Consider the series expansion of $e^{-\log(1-x)} = \frac{1}{1-x}$. Using the Taylor series of $\exp(x)$ and $-\log(1-x)$, we find that
$$ 1 + \sum_{n=1}^{\infty} \Bigg( \sum_{k=1}^{\infty} \sum_{\substack{ \alpha \in \Bbb{N}_1^k \\ |\alpha| = n}} \frac{1}{k!} \frac{1}{\alpha_1 \cdots \alpha_k} \Bigg)x^n = 1 + x + x^2 + \cdots, $$
where $\alpha = (\alpha_1, \cdots, \alpha_k) \in \Bbb{N}_1^k$ is a multi-index and $|\alpha| = \alpha_1 + \cdots + \alpha_k$. Comparing both sides, we find that for any $n \geq 1$,
$$ \sum_{k=1}^{\infty} \sum_{\substack{ \alpha \in \Bbb{N}_1^k \\ |\alpha| = n}} \frac{1}{k!} \frac{1}{\alpha_1 \cdots \alpha_k} = 1. $$
Is there any known combinatorial or probabilistic interpretation on it?
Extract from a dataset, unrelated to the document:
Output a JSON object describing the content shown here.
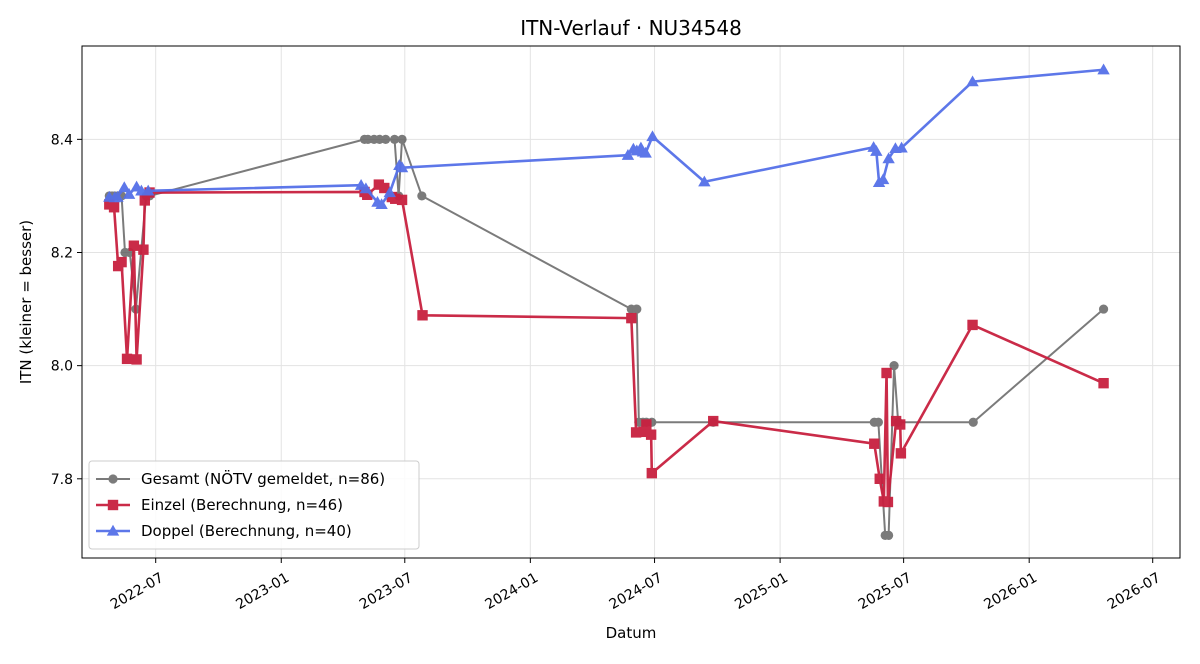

We may think of this as a discrete distribution which assigns the probability $p(\alpha) = \frac{1}{k!}\frac{1}{\alpha_1 \cdots \alpha_k}$ to each $\alpha \in \Bbb{N}_1^k$ with $|\alpha| = n$, but I see no clear interpretation of this probability (if we have any).